Intervista ad Elham Makdoum autrice di “La geopolitica delle criptovalute” per affrontare uno dei temi più attuali e complessi del nostro tempo: l’impatto delle criptovalute sugli equilibri geopolitici globali.


Nel suo libro “La geopolitica delle Criptovalute” (Castelvecchi Edizioni, acquista qui), Elham Makdoum offre un’analisi approfondita di uno dei temi più attuali e complessi del nostro tempo: l’impatto delle criptovalute sugli equilibri geopolitici globali. In un mondo sempre più digitalizzato, le valute virtuali come Bitcoin, Ethereum e molte altre, non sono più solo strumenti finanziari, ma veri e propri attori in grado di influenzare le dinamiche economiche, politiche e sociali a livello internazionale.
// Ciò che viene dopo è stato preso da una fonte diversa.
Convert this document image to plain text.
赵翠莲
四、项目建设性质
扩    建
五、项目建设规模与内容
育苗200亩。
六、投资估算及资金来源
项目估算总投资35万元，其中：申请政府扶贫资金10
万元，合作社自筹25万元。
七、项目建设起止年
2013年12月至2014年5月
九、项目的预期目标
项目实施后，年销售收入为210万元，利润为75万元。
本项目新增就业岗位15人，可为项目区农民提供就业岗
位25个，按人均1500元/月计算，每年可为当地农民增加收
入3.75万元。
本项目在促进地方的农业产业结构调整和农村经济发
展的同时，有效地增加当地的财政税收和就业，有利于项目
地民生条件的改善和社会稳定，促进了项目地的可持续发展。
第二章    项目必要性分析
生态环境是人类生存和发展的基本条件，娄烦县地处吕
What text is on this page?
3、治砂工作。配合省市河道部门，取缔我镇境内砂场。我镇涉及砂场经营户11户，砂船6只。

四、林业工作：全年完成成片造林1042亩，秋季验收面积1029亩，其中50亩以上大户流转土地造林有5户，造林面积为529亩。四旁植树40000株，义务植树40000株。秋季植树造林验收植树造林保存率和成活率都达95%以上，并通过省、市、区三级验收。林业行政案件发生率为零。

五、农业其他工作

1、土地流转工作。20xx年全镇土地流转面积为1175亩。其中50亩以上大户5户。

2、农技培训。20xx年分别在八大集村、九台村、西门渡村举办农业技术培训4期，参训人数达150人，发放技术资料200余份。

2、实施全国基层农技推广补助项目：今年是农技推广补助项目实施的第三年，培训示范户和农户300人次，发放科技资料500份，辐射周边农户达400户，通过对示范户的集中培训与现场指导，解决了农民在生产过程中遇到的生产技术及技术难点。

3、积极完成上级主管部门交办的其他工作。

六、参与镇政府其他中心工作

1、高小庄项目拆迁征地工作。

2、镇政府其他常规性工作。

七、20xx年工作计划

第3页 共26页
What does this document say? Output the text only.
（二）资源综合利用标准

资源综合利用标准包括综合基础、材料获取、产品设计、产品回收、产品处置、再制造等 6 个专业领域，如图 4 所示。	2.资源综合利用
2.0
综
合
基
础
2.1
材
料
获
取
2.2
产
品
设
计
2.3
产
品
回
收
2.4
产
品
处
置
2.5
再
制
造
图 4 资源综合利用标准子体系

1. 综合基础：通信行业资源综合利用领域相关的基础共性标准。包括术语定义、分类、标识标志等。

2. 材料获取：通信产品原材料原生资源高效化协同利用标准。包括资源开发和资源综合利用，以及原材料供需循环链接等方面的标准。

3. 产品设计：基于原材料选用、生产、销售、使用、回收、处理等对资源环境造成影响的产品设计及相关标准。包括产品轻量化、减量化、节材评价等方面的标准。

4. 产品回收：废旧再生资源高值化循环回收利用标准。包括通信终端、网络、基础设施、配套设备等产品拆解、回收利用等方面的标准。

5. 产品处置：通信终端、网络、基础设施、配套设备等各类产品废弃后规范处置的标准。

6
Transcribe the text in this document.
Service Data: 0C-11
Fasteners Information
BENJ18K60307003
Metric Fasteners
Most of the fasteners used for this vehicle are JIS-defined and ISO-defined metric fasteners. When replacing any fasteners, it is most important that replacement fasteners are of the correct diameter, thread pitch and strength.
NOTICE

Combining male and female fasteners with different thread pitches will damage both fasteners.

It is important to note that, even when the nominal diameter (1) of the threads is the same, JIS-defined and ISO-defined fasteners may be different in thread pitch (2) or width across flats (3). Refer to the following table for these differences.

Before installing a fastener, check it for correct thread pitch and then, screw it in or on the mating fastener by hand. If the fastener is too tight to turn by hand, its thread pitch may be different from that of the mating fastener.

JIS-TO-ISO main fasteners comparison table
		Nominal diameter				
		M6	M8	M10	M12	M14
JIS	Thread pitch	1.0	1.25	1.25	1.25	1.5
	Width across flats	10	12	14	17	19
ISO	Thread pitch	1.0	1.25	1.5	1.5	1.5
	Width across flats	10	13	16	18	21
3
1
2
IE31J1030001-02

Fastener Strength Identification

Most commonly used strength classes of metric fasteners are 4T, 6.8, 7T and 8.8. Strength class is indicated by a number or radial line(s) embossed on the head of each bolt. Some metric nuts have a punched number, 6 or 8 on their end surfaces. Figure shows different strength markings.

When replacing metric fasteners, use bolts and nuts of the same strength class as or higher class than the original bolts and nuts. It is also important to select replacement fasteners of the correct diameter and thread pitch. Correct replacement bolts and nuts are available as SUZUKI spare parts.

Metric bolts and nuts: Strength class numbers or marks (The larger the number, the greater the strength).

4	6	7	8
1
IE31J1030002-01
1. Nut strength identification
Makdoum esplora come le criptovalute stiano rimodellando i rapporti di potere tra Stati, istituzioni finanziarie e individui, offrendo una prospettiva che va oltre l’aspetto puramente economico per abbracciare implicazioni geopolitiche e strategiche.
Questo libro si rivela essenziale per chiunque voglia comprendere come la decentralizzazione della moneta e la tecnologia blockchain stiano riscrivendo le regole del gioco a livello globale.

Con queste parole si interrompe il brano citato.